Cheyletiellosis

Cheyletiellosis, also called Cheyletiella dermatitis, is a parasitic skin disease caused by a relatively large mite, which sometimes can be seen even without a microscope. Often referred to as "walking dandruff," cheyletiellosis is most often a problem of kittens and adolescent cats. While Cheyletiella mites can survive somewhat longer in the envioronment than scabies mites, they too are relatively easy to treat, being responsive to not only to medications used to treat scabies, but also often to flea-control products. Himalayan and Persian cats are believed to be more susceptible to this mite infestation than other cat breeds.

Species of Cheyletiella mites are parasites hosted by dogs, cats and rabbits. This mite lives on the surface on the animal's skin and is readily transferable through direct or indirect contact with the affected animal.
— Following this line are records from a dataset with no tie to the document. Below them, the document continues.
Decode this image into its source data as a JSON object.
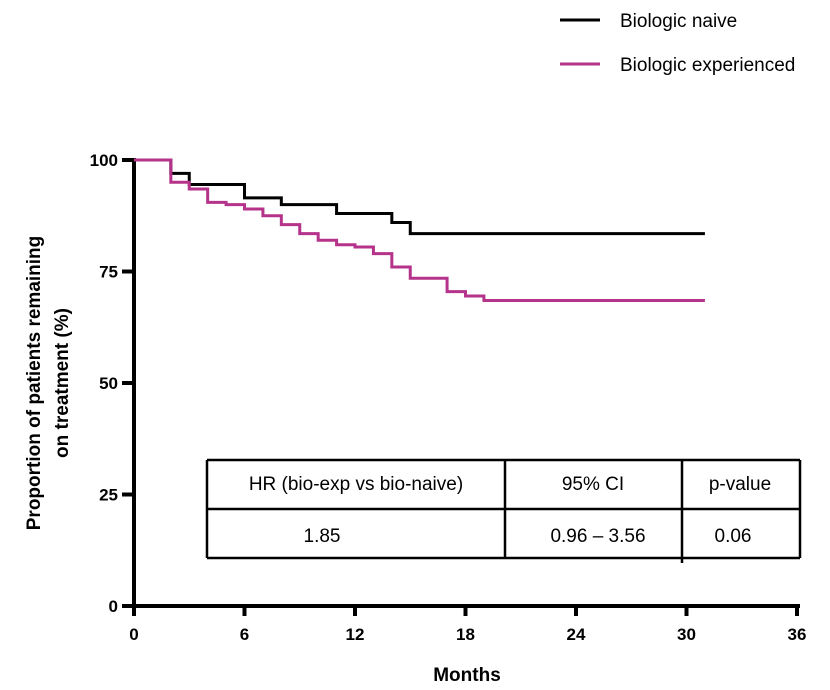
{
  "chart_data": {
    "type": "line",
    "title": "",
    "xlabel": "Months",
    "ylabel": "Proportion of patients remaining on treatment (%)",
    "ylabel_lines": [
      "Proportion of patients remaining",
      "on treatment (%)"
    ],
    "xlim": [
      0,
      36
    ],
    "ylim": [
      0,
      100
    ],
    "xticks": [
      0,
      6,
      12,
      18,
      24,
      30,
      36
    ],
    "yticks": [
      0,
      25,
      50,
      75,
      100
    ],
    "xtick_labels": [
      "0",
      "6",
      "12",
      "18",
      "24",
      "30",
      "36"
    ],
    "ytick_labels": [
      "0",
      "25",
      "50",
      "75",
      "100"
    ],
    "grid": false,
    "legend_position": "top-right",
    "series": [
      {
        "name": "Biologic naive",
        "color": "#000000",
        "step": true,
        "x": [
          0,
          2,
          3,
          6,
          8,
          11,
          14,
          15,
          31
        ],
        "y": [
          100,
          97,
          94.5,
          91.5,
          90,
          88,
          86,
          83.5,
          83.5
        ]
      },
      {
        "name": "Biologic experienced",
        "color": "#b5338a",
        "step": true,
        "x": [
          0,
          2,
          3,
          4,
          5,
          6,
          7,
          8,
          9,
          10,
          11,
          12,
          13,
          14,
          15,
          17,
          18,
          19,
          31
        ],
        "y": [
          100,
          95,
          93.5,
          90.5,
          90,
          89,
          87.5,
          85.5,
          83.5,
          82,
          81,
          80.5,
          79,
          76,
          73.5,
          70.5,
          69.5,
          68.5,
          68.5
        ]
      }
    ],
    "stats_table": {
      "headers": [
        "HR (bio-exp vs bio-naive)",
        "95% CI",
        "p-value"
      ],
      "values": [
        "1.85",
        "0.96 – 3.56",
        "0.06"
      ]
    }
  }
}
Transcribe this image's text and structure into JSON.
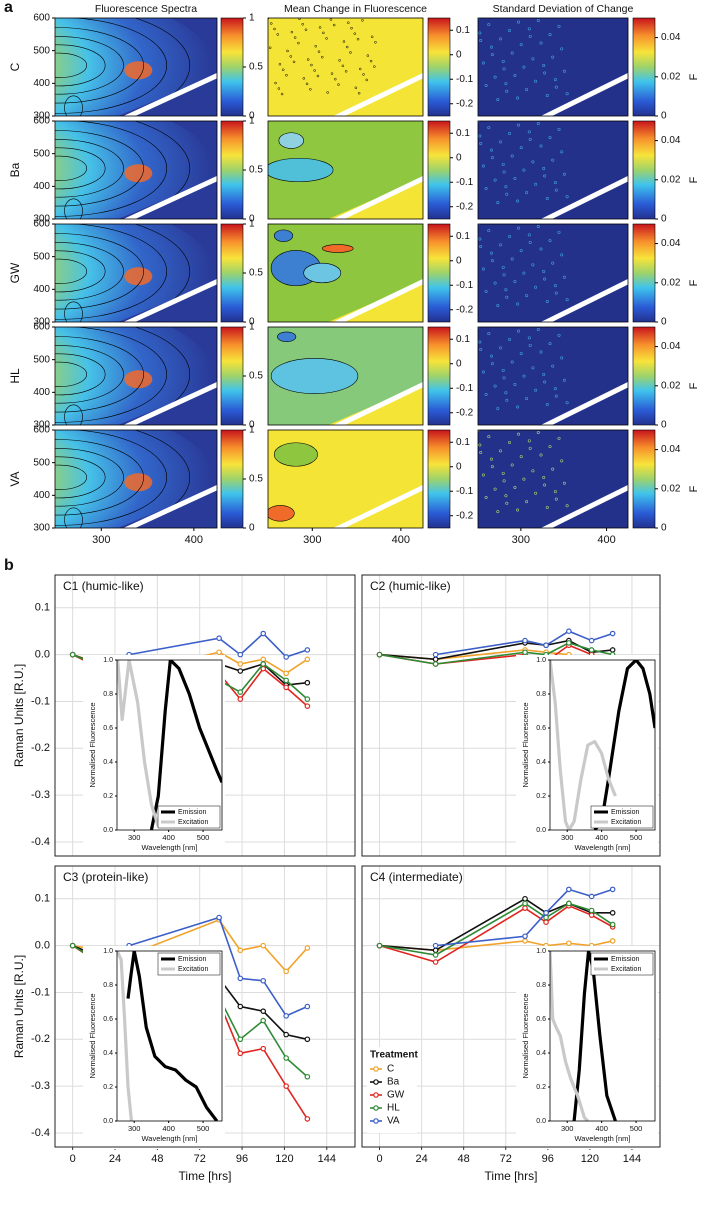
{
  "panel_a": {
    "label": "a",
    "column_titles": [
      "Fluorescence Spectra",
      "Mean Change in Fluorescence",
      "Standard Deviation of Change"
    ],
    "row_labels": [
      "C",
      "Ba",
      "GW",
      "HL",
      "VA"
    ],
    "xlim": [
      250,
      425
    ],
    "xticks": [
      300,
      400
    ],
    "ylim": [
      300,
      600
    ],
    "yticks": [
      300,
      400,
      500,
      600
    ],
    "colorbars": [
      {
        "lim": [
          0,
          1
        ],
        "ticks": [
          0,
          0.5,
          1
        ]
      },
      {
        "lim": [
          -0.25,
          0.15
        ],
        "ticks": [
          0.1,
          0,
          -0.1,
          -0.2
        ]
      },
      {
        "lim": [
          0,
          0.05
        ],
        "ticks": [
          0,
          0.02,
          0.04
        ],
        "label": "F"
      }
    ]
  },
  "panel_b": {
    "label": "b",
    "xlabel": "Time [hrs]",
    "ylabel": "Raman Units [R.U.]",
    "legend_title": "Treatment",
    "treatments": [
      {
        "name": "C",
        "color": "#f0a22a"
      },
      {
        "name": "Ba",
        "color": "#111111"
      },
      {
        "name": "GW",
        "color": "#e0251f"
      },
      {
        "name": "HL",
        "color": "#2f8a35"
      },
      {
        "name": "VA",
        "color": "#3b5fc8"
      }
    ]
  },
  "chart_data": [
    {
      "type": "line",
      "title": "C1 (humic-like)",
      "x": [
        0,
        32,
        83,
        95,
        108,
        121,
        133
      ],
      "series": [
        {
          "values": [
            0,
            -0.04,
            0.005,
            -0.02,
            -0.01,
            -0.04,
            -0.01
          ]
        },
        {
          "values": [
            0,
            -0.045,
            -0.02,
            -0.035,
            -0.02,
            -0.065,
            -0.06
          ]
        },
        {
          "values": [
            0,
            -0.06,
            -0.04,
            -0.095,
            -0.03,
            -0.07,
            -0.11
          ]
        },
        {
          "values": [
            0,
            -0.05,
            -0.055,
            -0.08,
            -0.02,
            -0.055,
            -0.095
          ]
        },
        {
          "values": [
            null,
            0,
            0.035,
            0,
            0.045,
            -0.005,
            0.01
          ]
        }
      ],
      "xlim": [
        -10,
        160
      ],
      "xticks": [
        0,
        24,
        48,
        72,
        96,
        120,
        144
      ],
      "ylim": [
        -0.43,
        0.17
      ],
      "yticks": [
        0.1,
        {
          "value": 0,
          "label": "0.0"
        },
        -0.1,
        -0.2,
        -0.3,
        -0.4
      ],
      "grid": true,
      "inset": {
        "xlabel": "Wavelength [nm]",
        "ylabel": "Normalised Fluorescence",
        "legend": "lower right",
        "xlim": [
          250,
          555
        ],
        "xticks": [
          300,
          400,
          500
        ],
        "ylim": [
          0,
          1
        ],
        "yticks": [
          {
            "value": 0,
            "label": "0.0"
          },
          0.2,
          0.4,
          0.6,
          0.8,
          {
            "value": 1,
            "label": "1.0"
          }
        ],
        "series": [
          {
            "name": "Emission",
            "color": "#000000",
            "x": [
              350,
              370,
              390,
              405,
              430,
              460,
              490,
              520,
              540,
              555
            ],
            "values": [
              0,
              0.2,
              0.7,
              1.0,
              0.95,
              0.8,
              0.6,
              0.45,
              0.35,
              0.28
            ]
          },
          {
            "name": "Excitation",
            "color": "#c9c9c9",
            "x": [
              252,
              265,
              285,
              310,
              330,
              350,
              370
            ],
            "values": [
              1.0,
              0.65,
              1.0,
              0.75,
              0.4,
              0.15,
              0.02
            ]
          }
        ]
      }
    },
    {
      "type": "line",
      "title": "C2 (humic-like)",
      "x": [
        0,
        32,
        83,
        95,
        108,
        121,
        133
      ],
      "series": [
        {
          "values": [
            0,
            -0.01,
            0.01,
            0.005,
            0,
            -0.015,
            -0.01
          ]
        },
        {
          "values": [
            0,
            -0.01,
            0.025,
            0.02,
            0.03,
            0.005,
            0.01
          ]
        },
        {
          "values": [
            0,
            -0.02,
            0,
            -0.015,
            0.02,
            0,
            -0.015
          ]
        },
        {
          "values": [
            0,
            -0.02,
            0.005,
            0,
            0.025,
            0.01,
            0
          ]
        },
        {
          "values": [
            null,
            0,
            0.03,
            0.02,
            0.05,
            0.03,
            0.045
          ]
        }
      ],
      "xlim": [
        -10,
        160
      ],
      "xticks": [
        0,
        24,
        48,
        72,
        96,
        120,
        144
      ],
      "ylim": [
        -0.43,
        0.17
      ],
      "yticks": [
        0.1,
        {
          "value": 0,
          "label": "0.0"
        },
        -0.1,
        -0.2,
        -0.3,
        -0.4
      ],
      "grid": true,
      "inset": {
        "xlabel": "Wavelength [nm]",
        "ylabel": "Normalised Fluorescence",
        "legend": "lower right",
        "xlim": [
          250,
          555
        ],
        "xticks": [
          300,
          400,
          500
        ],
        "ylim": [
          0,
          1
        ],
        "yticks": [
          {
            "value": 0,
            "label": "0.0"
          },
          0.2,
          0.4,
          0.6,
          0.8,
          {
            "value": 1,
            "label": "1.0"
          }
        ],
        "series": [
          {
            "name": "Emission",
            "color": "#000000",
            "x": [
              380,
              400,
              420,
              450,
              475,
              500,
              520,
              540,
              555
            ],
            "values": [
              0,
              0.05,
              0.3,
              0.7,
              0.95,
              1.0,
              0.95,
              0.8,
              0.6
            ]
          },
          {
            "name": "Excitation",
            "color": "#c9c9c9",
            "x": [
              250,
              265,
              280,
              295,
              305,
              320,
              340,
              360,
              380,
              400,
              420,
              440
            ],
            "values": [
              1.0,
              0.75,
              0.35,
              0.05,
              0,
              0.05,
              0.3,
              0.5,
              0.52,
              0.45,
              0.3,
              0.2
            ]
          }
        ]
      }
    },
    {
      "type": "line",
      "title": "C3 (protein-like)",
      "x": [
        0,
        32,
        83,
        95,
        108,
        121,
        133
      ],
      "series": [
        {
          "values": [
            0,
            -0.02,
            0.055,
            -0.01,
            0,
            -0.055,
            -0.005
          ]
        },
        {
          "values": [
            0,
            -0.05,
            -0.07,
            -0.13,
            -0.14,
            -0.19,
            -0.2
          ]
        },
        {
          "values": [
            0,
            -0.08,
            -0.12,
            -0.23,
            -0.22,
            -0.3,
            -0.37
          ]
        },
        {
          "values": [
            0,
            -0.075,
            -0.11,
            -0.2,
            -0.16,
            -0.24,
            -0.28
          ]
        },
        {
          "values": [
            null,
            0,
            0.06,
            -0.07,
            -0.075,
            -0.15,
            -0.13
          ]
        }
      ],
      "xlim": [
        -10,
        160
      ],
      "xticks": [
        0,
        24,
        48,
        72,
        96,
        120,
        144
      ],
      "ylim": [
        -0.43,
        0.17
      ],
      "yticks": [
        0.1,
        {
          "value": 0,
          "label": "0.0"
        },
        -0.1,
        -0.2,
        -0.3,
        -0.4
      ],
      "grid": true,
      "inset": {
        "xlabel": "Wavelength [nm]",
        "ylabel": "Normalised Fluorescence",
        "legend": "upper right",
        "xlim": [
          250,
          555
        ],
        "xticks": [
          300,
          400,
          500
        ],
        "ylim": [
          0,
          1
        ],
        "yticks": [
          {
            "value": 0,
            "label": "0.0"
          },
          0.2,
          0.4,
          0.6,
          0.8,
          {
            "value": 1,
            "label": "1.0"
          }
        ],
        "series": [
          {
            "name": "Emission",
            "color": "#000000",
            "x": [
              282,
              290,
              300,
              315,
              335,
              360,
              390,
              420,
              450,
              480,
              510,
              540
            ],
            "values": [
              0.72,
              0.85,
              1.0,
              0.85,
              0.55,
              0.38,
              0.32,
              0.3,
              0.24,
              0.2,
              0.08,
              0
            ]
          },
          {
            "name": "Excitation",
            "color": "#c9c9c9",
            "x": [
              250,
              262,
              272,
              282,
              292
            ],
            "values": [
              1.0,
              0.95,
              0.6,
              0.2,
              0
            ]
          }
        ]
      }
    },
    {
      "type": "line",
      "title": "C4 (intermediate)",
      "x": [
        0,
        32,
        83,
        95,
        108,
        121,
        133
      ],
      "series": [
        {
          "values": [
            0,
            -0.01,
            0.01,
            0,
            0.005,
            0,
            0.01
          ]
        },
        {
          "values": [
            0,
            -0.01,
            0.1,
            0.07,
            0.09,
            0.07,
            0.07
          ]
        },
        {
          "values": [
            0,
            -0.035,
            0.08,
            0.05,
            0.085,
            0.065,
            0.04
          ]
        },
        {
          "values": [
            0,
            -0.02,
            0.09,
            0.06,
            0.09,
            0.075,
            0.045
          ]
        },
        {
          "values": [
            null,
            0,
            0.02,
            0.07,
            0.12,
            0.105,
            0.12
          ]
        }
      ],
      "xlim": [
        -10,
        160
      ],
      "xticks": [
        0,
        24,
        48,
        72,
        96,
        120,
        144
      ],
      "ylim": [
        -0.43,
        0.17
      ],
      "yticks": [
        0.1,
        {
          "value": 0,
          "label": "0.0"
        },
        -0.1,
        -0.2,
        -0.3,
        -0.4
      ],
      "grid": true,
      "legend": "lower left",
      "inset": {
        "xlabel": "Wavelength [nm]",
        "ylabel": "Normalised Fluorescence",
        "legend": "upper right",
        "xlim": [
          250,
          555
        ],
        "xticks": [
          300,
          400,
          500
        ],
        "ylim": [
          0,
          1
        ],
        "yticks": [
          {
            "value": 0,
            "label": "0.0"
          },
          0.2,
          0.4,
          0.6,
          0.8,
          {
            "value": 1,
            "label": "1.0"
          }
        ],
        "series": [
          {
            "name": "Emission",
            "color": "#000000",
            "x": [
              320,
              335,
              350,
              362,
              375,
              395,
              415,
              440
            ],
            "values": [
              0,
              0.3,
              0.75,
              1.0,
              0.9,
              0.5,
              0.15,
              0
            ]
          },
          {
            "name": "Excitation",
            "color": "#c9c9c9",
            "x": [
              250,
              258,
              268,
              280,
              295,
              310,
              330,
              350,
              360
            ],
            "values": [
              1.0,
              0.6,
              0.55,
              0.5,
              0.35,
              0.25,
              0.15,
              0.02,
              0
            ]
          }
        ]
      }
    }
  ]
}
The mite has a typical four-stage life cycle: egg, larva, nymph, and adult. The dandruff is present in the form of scaly skin, which may or may not be itchy. Enlargement of nymph nodes may occur.
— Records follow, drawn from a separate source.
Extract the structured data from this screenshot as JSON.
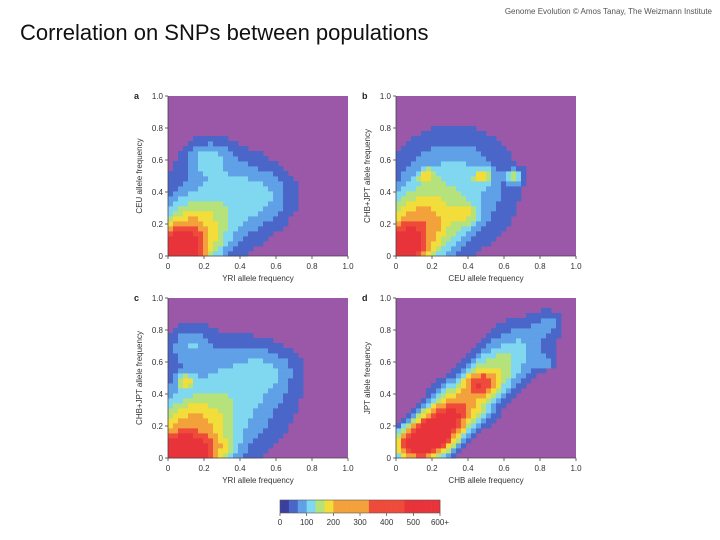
{
  "slide": {
    "title": "Correlation on SNPs between populations",
    "credit": "Genome Evolution © Amos Tanay, The Weizmann Institute"
  },
  "colors": {
    "background_field": "#9b58a8",
    "scale": [
      "#3b3f9e",
      "#4a66c8",
      "#5fa0e6",
      "#7fd7f0",
      "#b5e27a",
      "#f2dd3a",
      "#f3a13a",
      "#ee4b3a",
      "#e8333a"
    ]
  },
  "chart_data": [
    {
      "panel": "a",
      "type": "heatmap",
      "xlabel": "YRI allele frequency",
      "ylabel": "CEU allele frequency",
      "xlim": [
        0,
        1
      ],
      "ylim": [
        0,
        1
      ],
      "xticks": [
        "0",
        "0.2",
        "0.4",
        "0.6",
        "0.8",
        "1.0"
      ],
      "yticks": [
        "0",
        "0.2",
        "0.4",
        "0.6",
        "0.8",
        "1.0"
      ],
      "blobs": [
        {
          "x": 0.04,
          "y": 0.04,
          "sx": 0.09,
          "sy": 0.07,
          "w": 1.0
        },
        {
          "x": 0.12,
          "y": 0.14,
          "sx": 0.12,
          "sy": 0.12,
          "w": 0.35
        },
        {
          "x": 0.3,
          "y": 0.35,
          "sx": 0.2,
          "sy": 0.22,
          "w": 0.16
        },
        {
          "x": 0.22,
          "y": 0.62,
          "sx": 0.08,
          "sy": 0.07,
          "w": 0.1
        },
        {
          "x": 0.55,
          "y": 0.38,
          "sx": 0.12,
          "sy": 0.12,
          "w": 0.08
        }
      ]
    },
    {
      "panel": "b",
      "type": "heatmap",
      "xlabel": "CEU allele frequency",
      "ylabel": "CHB+JPT allele frequency",
      "xlim": [
        0,
        1
      ],
      "ylim": [
        0,
        1
      ],
      "xticks": [
        "0",
        "0.2",
        "0.4",
        "0.6",
        "0.8",
        "1.0"
      ],
      "yticks": [
        "0",
        "0.2",
        "0.4",
        "0.6",
        "0.8",
        "1.0"
      ],
      "blobs": [
        {
          "x": 0.04,
          "y": 0.05,
          "sx": 0.07,
          "sy": 0.08,
          "w": 0.9
        },
        {
          "x": 0.13,
          "y": 0.18,
          "sx": 0.12,
          "sy": 0.14,
          "w": 0.38
        },
        {
          "x": 0.32,
          "y": 0.42,
          "sx": 0.22,
          "sy": 0.24,
          "w": 0.18
        },
        {
          "x": 0.17,
          "y": 0.5,
          "sx": 0.03,
          "sy": 0.03,
          "w": 0.22
        },
        {
          "x": 0.48,
          "y": 0.5,
          "sx": 0.03,
          "sy": 0.03,
          "w": 0.22
        },
        {
          "x": 0.66,
          "y": 0.5,
          "sx": 0.03,
          "sy": 0.03,
          "w": 0.2
        },
        {
          "x": 0.38,
          "y": 0.26,
          "sx": 0.05,
          "sy": 0.05,
          "w": 0.15
        }
      ]
    },
    {
      "panel": "c",
      "type": "heatmap",
      "xlabel": "YRI allele frequency",
      "ylabel": "CHB+JPT allele frequency",
      "xlim": [
        0,
        1
      ],
      "ylim": [
        0,
        1
      ],
      "xticks": [
        "0",
        "0.2",
        "0.4",
        "0.6",
        "0.8",
        "1.0"
      ],
      "yticks": [
        "0",
        "0.2",
        "0.4",
        "0.6",
        "0.8",
        "1.0"
      ],
      "blobs": [
        {
          "x": 0.05,
          "y": 0.04,
          "sx": 0.13,
          "sy": 0.06,
          "w": 1.0
        },
        {
          "x": 0.12,
          "y": 0.16,
          "sx": 0.14,
          "sy": 0.13,
          "w": 0.36
        },
        {
          "x": 0.33,
          "y": 0.38,
          "sx": 0.24,
          "sy": 0.24,
          "w": 0.17
        },
        {
          "x": 0.1,
          "y": 0.48,
          "sx": 0.03,
          "sy": 0.03,
          "w": 0.22
        },
        {
          "x": 0.12,
          "y": 0.72,
          "sx": 0.08,
          "sy": 0.08,
          "w": 0.1
        },
        {
          "x": 0.55,
          "y": 0.55,
          "sx": 0.12,
          "sy": 0.1,
          "w": 0.08
        }
      ]
    },
    {
      "panel": "d",
      "type": "heatmap",
      "xlabel": "CHB allele frequency",
      "ylabel": "JPT allele frequency",
      "xlim": [
        0,
        1
      ],
      "ylim": [
        0,
        1
      ],
      "xticks": [
        "0",
        "0.2",
        "0.4",
        "0.6",
        "0.8",
        "1.0"
      ],
      "yticks": [
        "0",
        "0.2",
        "0.4",
        "0.6",
        "0.8",
        "1.0"
      ],
      "blobs": [
        {
          "x": 0.12,
          "y": 0.08,
          "sx": 0.08,
          "sy": 0.06,
          "w": 0.75
        },
        {
          "x": 0.2,
          "y": 0.15,
          "sx": 0.08,
          "sy": 0.07,
          "w": 0.75
        },
        {
          "x": 0.28,
          "y": 0.24,
          "sx": 0.08,
          "sy": 0.07,
          "w": 0.55
        },
        {
          "x": 0.38,
          "y": 0.35,
          "sx": 0.1,
          "sy": 0.09,
          "w": 0.38
        },
        {
          "x": 0.47,
          "y": 0.47,
          "sx": 0.06,
          "sy": 0.05,
          "w": 0.42
        },
        {
          "x": 0.55,
          "y": 0.55,
          "sx": 0.1,
          "sy": 0.1,
          "w": 0.22
        },
        {
          "x": 0.7,
          "y": 0.7,
          "sx": 0.12,
          "sy": 0.12,
          "w": 0.13
        },
        {
          "x": 0.85,
          "y": 0.85,
          "sx": 0.06,
          "sy": 0.06,
          "w": 0.08
        },
        {
          "x": 0.83,
          "y": 0.6,
          "sx": 0.03,
          "sy": 0.03,
          "w": 0.08
        }
      ]
    }
  ],
  "legend": {
    "ticks": [
      "0",
      "100",
      "200",
      "300",
      "400",
      "500",
      "600+"
    ]
  }
}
If not treated, this mange can affect the whole cattery or kennel and can be spread to humans as well. Treatment of Cheyletiellosis involves the use of shampoos and miticidal dips, the latter being applied every five days for a total of four applications. All cats in coantact with an affected cat or dog should be treated as well since some of them may be harboring mites with or without accompanying clicnical signs. The premises should be thoroughly cleansed to remove any residual mites. Fipronil (Frontline spot-on for cats) in a topical formulation is highly effective for the elimination of an existing Cheyletiella mite infestation following a single topical application. Topical selamectin is a practical and well-tolerated means of treatment for cheyletiellosis in cats as well. Clinical signs subside by day 60 with no signs of recurrence. No adverse reactions are usually observed.